The Vienna Circle was led principally by Moritz Schlick, congregating around the University of Vienna and at the Café Central. A manifesto written by Otto Neurath, Hans Hahn and Rudolf Carnap in 1929 summarised the Vienna Circle's positions. Schlick had originally held a neo-Kantian position, but later converted, via Carnap's 1928 book Der logische Aufbau der Welt (The Logical Structure of the World). The Viennese maintained closely cooperative ties with the Berlin Circle, among whom Hans Reichenbach was pre-eminent. Carl Hempel, who studied under Reichenbach in Germany, was also to prove influential in the movement's later history. A friendly but tenacious critic of the movement was Karl Popper, whom Neurath nicknamed the "Official Opposition". Early in the movement, Carnap, Hahn, Neurath and others recognised that the verifiability criterion was too stringent in that it rejected universal statements, which are vital to scientific hypothesis. A radical left wing emerged from the Vienna Circle, led by Neurath and Carnap, who proposed revisions to weaken the criterion, a program they referred to as the "liberalisation of empiricism". A conservative right wing, led by Schlick and Waismann, instead sought to classify universal statements as analytic truths, thereby to reconcile them with the existing criterion.
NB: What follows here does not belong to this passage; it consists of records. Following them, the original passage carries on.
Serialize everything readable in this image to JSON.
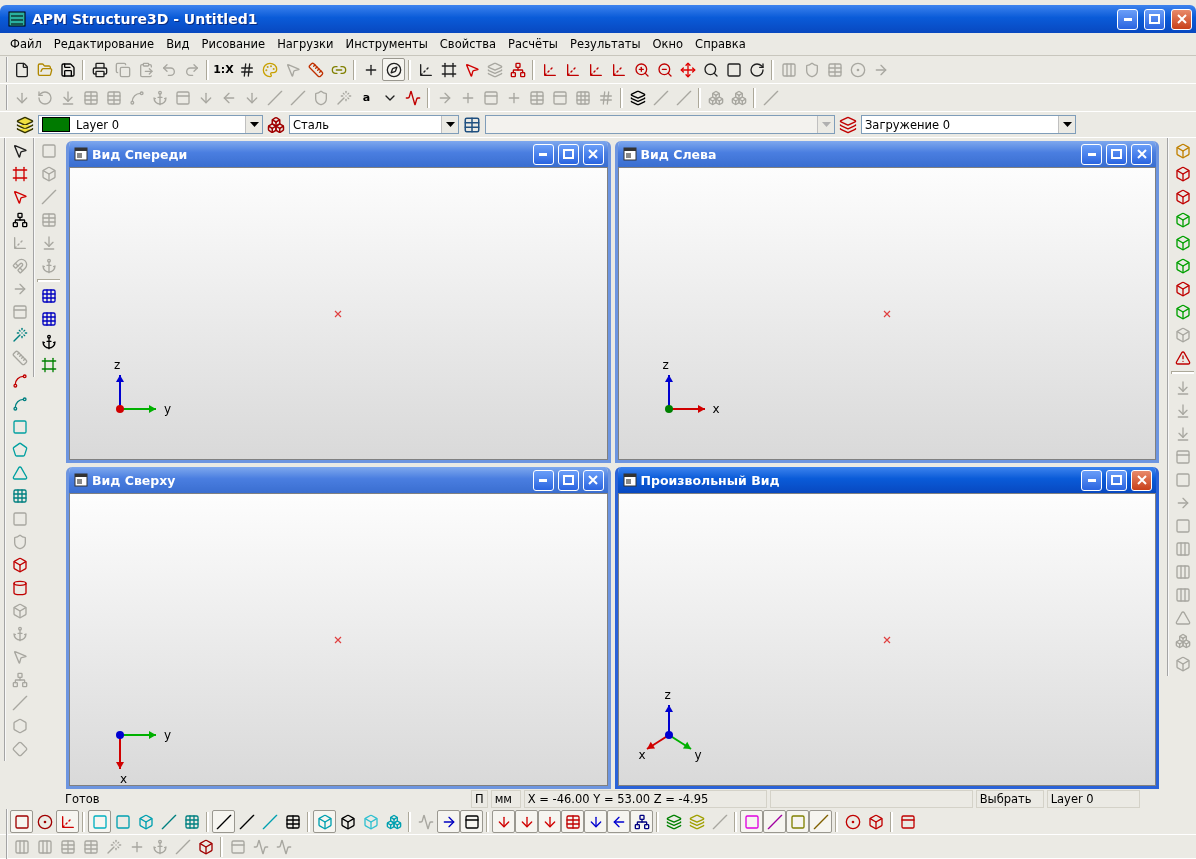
{
  "window": {
    "title": "APM Structure3D - Untitled1"
  },
  "menu": [
    "Файл",
    "Редактирование",
    "Вид",
    "Рисование",
    "Нагрузки",
    "Инструменты",
    "Свойства",
    "Расчёты",
    "Результаты",
    "Окно",
    "Справка"
  ],
  "toolbar_1": [
    {
      "disabled": false,
      "pressed": false
    },
    {
      "disabled": false,
      "pressed": false
    },
    {
      "disabled": false,
      "pressed": false
    },
    {
      "disabled": false,
      "pressed": false
    },
    {
      "disabled": true,
      "pressed": false
    },
    {
      "disabled": true,
      "pressed": false
    },
    {
      "disabled": true,
      "pressed": false
    },
    {
      "disabled": true,
      "pressed": false
    },
    {
      "label": "1:X",
      "disabled": false,
      "pressed": false
    },
    {
      "disabled": false,
      "pressed": false
    },
    {
      "disabled": false,
      "pressed": false
    },
    {
      "disabled": true,
      "pressed": false
    },
    {
      "disabled": false,
      "pressed": false
    },
    {
      "disabled": false,
      "pressed": false
    },
    {
      "disabled": false,
      "pressed": false
    },
    {
      "disabled": false,
      "pressed": true
    },
    {
      "disabled": false,
      "pressed": false
    },
    {
      "disabled": false,
      "pressed": false
    },
    {
      "disabled": false,
      "pressed": false
    },
    {
      "disabled": true,
      "pressed": false
    },
    {
      "disabled": false,
      "pressed": false
    },
    {
      "disabled": false,
      "pressed": false
    },
    {
      "disabled": false,
      "pressed": false
    },
    {
      "disabled": false,
      "pressed": false
    },
    {
      "disabled": false,
      "pressed": false
    },
    {
      "disabled": false,
      "pressed": false
    },
    {
      "disabled": false,
      "pressed": false
    },
    {
      "disabled": false,
      "pressed": false
    },
    {
      "disabled": false,
      "pressed": false
    },
    {
      "disabled": false,
      "pressed": false
    },
    {
      "disabled": false,
      "pressed": false
    },
    {
      "disabled": true,
      "pressed": false
    },
    {
      "disabled": true,
      "pressed": false
    },
    {
      "disabled": true,
      "pressed": false
    },
    {
      "disabled": true,
      "pressed": false
    },
    {
      "disabled": true,
      "pressed": false
    }
  ],
  "toolbar_2": [
    {
      "disabled": true,
      "pressed": false
    },
    {
      "disabled": true,
      "pressed": false
    },
    {
      "disabled": true,
      "pressed": false
    },
    {
      "disabled": true,
      "pressed": false
    },
    {
      "disabled": true,
      "pressed": false
    },
    {
      "disabled": true,
      "pressed": false
    },
    {
      "disabled": true,
      "pressed": false
    },
    {
      "disabled": true,
      "pressed": false
    },
    {
      "disabled": true,
      "pressed": false
    },
    {
      "disabled": true,
      "pressed": false
    },
    {
      "disabled": true,
      "pressed": false
    },
    {
      "disabled": true,
      "pressed": false
    },
    {
      "disabled": true,
      "pressed": false
    },
    {
      "disabled": true,
      "pressed": false
    },
    {
      "disabled": true,
      "pressed": false
    },
    {
      "label": "a",
      "disabled": false,
      "pressed": false
    },
    {
      "disabled": false,
      "pressed": false
    },
    {
      "disabled": false,
      "pressed": false
    },
    {
      "disabled": true,
      "pressed": false
    },
    {
      "disabled": true,
      "pressed": false
    },
    {
      "disabled": true,
      "pressed": false
    },
    {
      "disabled": true,
      "pressed": false
    },
    {
      "disabled": true,
      "pressed": false
    },
    {
      "disabled": true,
      "pressed": false
    },
    {
      "disabled": true,
      "pressed": false
    },
    {
      "disabled": true,
      "pressed": false
    },
    {
      "disabled": false,
      "pressed": false
    },
    {
      "disabled": true,
      "pressed": false
    },
    {
      "disabled": true,
      "pressed": false
    },
    {
      "disabled": true,
      "pressed": false
    },
    {
      "disabled": true,
      "pressed": false
    },
    {
      "disabled": true,
      "pressed": false
    }
  ],
  "properties_bar": {
    "layer": {
      "value": "Layer 0",
      "color": "#007a00"
    },
    "material": {
      "value": "Сталь"
    },
    "section": {
      "disabled": true
    },
    "load_case": {
      "value": "Загружение 0"
    }
  },
  "left_toolbar_1": [
    {
      "disabled": false,
      "pressed": false
    },
    {
      "disabled": false,
      "pressed": false
    },
    {
      "disabled": false,
      "pressed": false
    },
    {
      "disabled": false,
      "pressed": false
    },
    {
      "disabled": true,
      "pressed": false
    },
    {
      "disabled": true,
      "pressed": false
    },
    {
      "disabled": true,
      "pressed": false
    },
    {
      "disabled": true,
      "pressed": false
    },
    {
      "disabled": false,
      "pressed": false
    },
    {
      "disabled": true,
      "pressed": false
    },
    {
      "disabled": false,
      "pressed": false
    },
    {
      "disabled": false,
      "pressed": false
    },
    {
      "disabled": false,
      "pressed": false
    },
    {
      "disabled": false,
      "pressed": false
    },
    {
      "disabled": false,
      "pressed": false
    },
    {
      "disabled": false,
      "pressed": false
    },
    {
      "disabled": true,
      "pressed": false
    },
    {
      "disabled": true,
      "pressed": false
    },
    {
      "disabled": false,
      "pressed": false
    },
    {
      "disabled": false,
      "pressed": false
    },
    {
      "disabled": true,
      "pressed": false
    },
    {
      "disabled": true,
      "pressed": false
    },
    {
      "disabled": true,
      "pressed": false
    },
    {
      "disabled": true,
      "pressed": false
    },
    {
      "disabled": true,
      "pressed": false
    },
    {
      "disabled": true,
      "pressed": false
    },
    {
      "disabled": true,
      "pressed": false
    }
  ],
  "left_toolbar_2": [
    {
      "disabled": true,
      "pressed": false
    },
    {
      "disabled": true,
      "pressed": false
    },
    {
      "disabled": true,
      "pressed": false
    },
    {
      "disabled": true,
      "pressed": false
    },
    {
      "disabled": true,
      "pressed": false
    },
    {
      "disabled": true,
      "pressed": false
    },
    {
      "disabled": false,
      "pressed": false
    },
    {
      "disabled": false,
      "pressed": false
    },
    {
      "disabled": false,
      "pressed": false
    },
    {
      "disabled": false,
      "pressed": false
    }
  ],
  "right_toolbar": [
    {
      "disabled": false,
      "pressed": false
    },
    {
      "disabled": false,
      "pressed": false
    },
    {
      "disabled": false,
      "pressed": false
    },
    {
      "disabled": false,
      "pressed": false
    },
    {
      "disabled": false,
      "pressed": false
    },
    {
      "disabled": false,
      "pressed": false
    },
    {
      "disabled": false,
      "pressed": false
    },
    {
      "disabled": false,
      "pressed": false
    },
    {
      "disabled": true,
      "pressed": false
    },
    {
      "disabled": false,
      "pressed": false
    },
    {
      "disabled": true,
      "pressed": false
    },
    {
      "disabled": true,
      "pressed": false
    },
    {
      "disabled": true,
      "pressed": false
    },
    {
      "disabled": true,
      "pressed": false
    },
    {
      "disabled": true,
      "pressed": false
    },
    {
      "disabled": true,
      "pressed": false
    },
    {
      "disabled": true,
      "pressed": false
    },
    {
      "disabled": true,
      "pressed": false
    },
    {
      "disabled": true,
      "pressed": false
    },
    {
      "disabled": true,
      "pressed": false
    },
    {
      "disabled": true,
      "pressed": false
    },
    {
      "disabled": true,
      "pressed": false
    },
    {
      "disabled": true,
      "pressed": false
    }
  ],
  "views": [
    {
      "title": "Вид Спереди",
      "kind": "front",
      "active": false,
      "axes": [
        "z",
        "y"
      ]
    },
    {
      "title": "Вид Слева",
      "kind": "left",
      "active": false,
      "axes": [
        "z",
        "x"
      ]
    },
    {
      "title": "Вид Сверху",
      "kind": "top",
      "active": false,
      "axes": [
        "y",
        "x"
      ]
    },
    {
      "title": "Произвольный Вид",
      "kind": "iso",
      "active": true,
      "axes": [
        "z",
        "x",
        "y"
      ]
    }
  ],
  "status_bar": {
    "message": "Готов",
    "mode": "П",
    "units": "мм",
    "coordinates": "X = -46.00 Y = 53.00 Z = -4.95",
    "action": "Выбрать",
    "layer": "Layer 0"
  },
  "bottom_toolbar_1": [
    {
      "disabled": false,
      "pressed": true
    },
    {
      "disabled": false,
      "pressed": false
    },
    {
      "disabled": false,
      "pressed": true
    },
    {
      "disabled": false,
      "pressed": true
    },
    {
      "disabled": false,
      "pressed": false
    },
    {
      "disabled": false,
      "pressed": false
    },
    {
      "disabled": false,
      "pressed": false
    },
    {
      "disabled": false,
      "pressed": false
    },
    {
      "disabled": false,
      "pressed": true
    },
    {
      "disabled": false,
      "pressed": false
    },
    {
      "disabled": false,
      "pressed": false
    },
    {
      "disabled": false,
      "pressed": false
    },
    {
      "disabled": false,
      "pressed": true
    },
    {
      "disabled": false,
      "pressed": false
    },
    {
      "disabled": false,
      "pressed": false
    },
    {
      "disabled": false,
      "pressed": false
    },
    {
      "disabled": true,
      "pressed": false
    },
    {
      "disabled": false,
      "pressed": true
    },
    {
      "disabled": false,
      "pressed": true
    },
    {
      "disabled": false,
      "pressed": true
    },
    {
      "disabled": false,
      "pressed": true
    },
    {
      "disabled": false,
      "pressed": true
    },
    {
      "disabled": false,
      "pressed": true
    },
    {
      "disabled": false,
      "pressed": true
    },
    {
      "disabled": false,
      "pressed": true
    },
    {
      "disabled": false,
      "pressed": true
    },
    {
      "disabled": false,
      "pressed": false
    },
    {
      "disabled": false,
      "pressed": false
    },
    {
      "disabled": true,
      "pressed": false
    },
    {
      "disabled": false,
      "pressed": true
    },
    {
      "disabled": false,
      "pressed": true
    },
    {
      "disabled": false,
      "pressed": true
    },
    {
      "disabled": false,
      "pressed": true
    },
    {
      "disabled": false,
      "pressed": false
    },
    {
      "disabled": false,
      "pressed": false
    },
    {
      "disabled": false,
      "pressed": false
    }
  ],
  "bottom_toolbar_2": [
    {
      "disabled": true,
      "pressed": false
    },
    {
      "disabled": true,
      "pressed": false
    },
    {
      "disabled": true,
      "pressed": false
    },
    {
      "disabled": true,
      "pressed": false
    },
    {
      "disabled": true,
      "pressed": false
    },
    {
      "disabled": true,
      "pressed": false
    },
    {
      "disabled": true,
      "pressed": false
    },
    {
      "disabled": true,
      "pressed": false
    },
    {
      "disabled": false,
      "pressed": false
    },
    {
      "disabled": true,
      "pressed": false
    },
    {
      "disabled": true,
      "pressed": false
    },
    {
      "disabled": true,
      "pressed": false
    }
  ]
}
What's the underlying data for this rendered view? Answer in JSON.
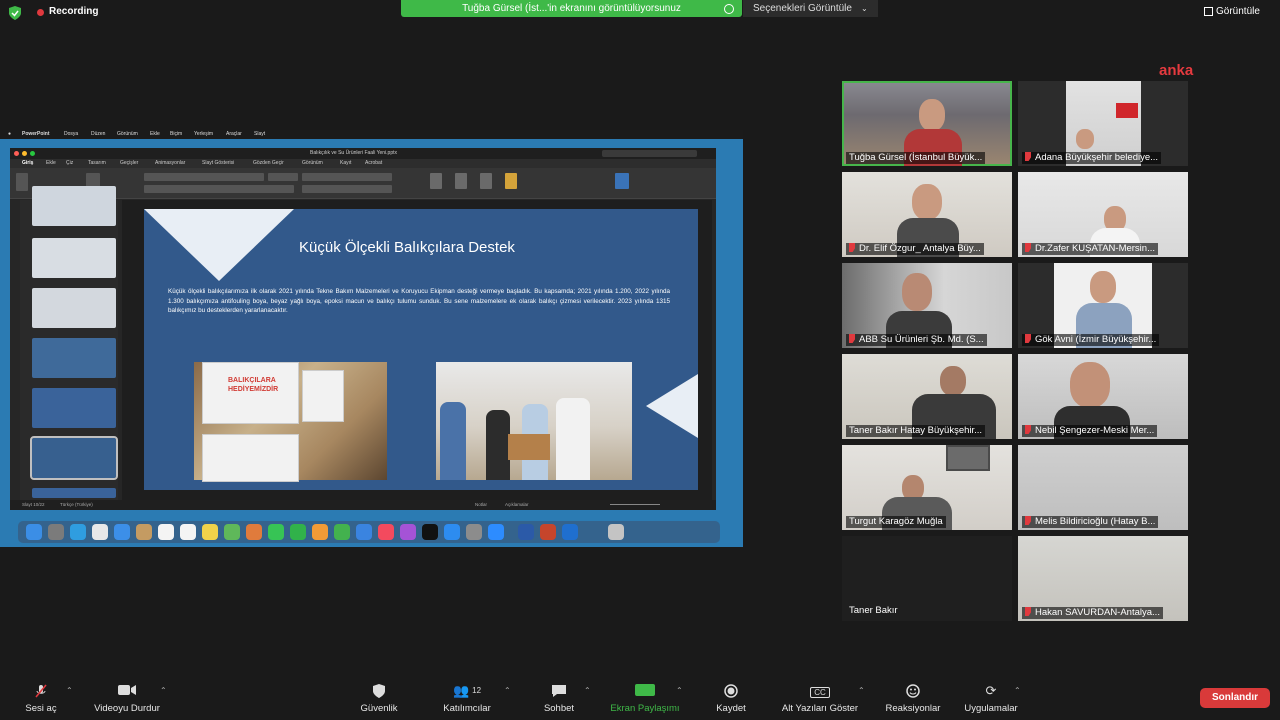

Within the liberal wing Carnap emphasised fallibilism, as well as pragmatics, which he considered integral to empiricism. Neurath prescribed a move from Mach's phenomenalism to physicalism, though this would be opposed by Schlick. As Neurath and Carnap sought to pose science toward social reform, the split in the Vienna Circle also reflected political differences. Both Schlick and Carnap had been influenced by and sought to define logical positivism versus the neo-Kantianism of Ernst Cassirer, the contemporary leading figure of the Marburg school, and against Edmund Husserl's phenomenology. Logical positivists especially opposed Martin Heidegger's obscure metaphysics, the epitome of what they had rejected through their epistemological doctrines. In the early 1930s, Carnap debated Heidegger over "metaphysical pseudosentences".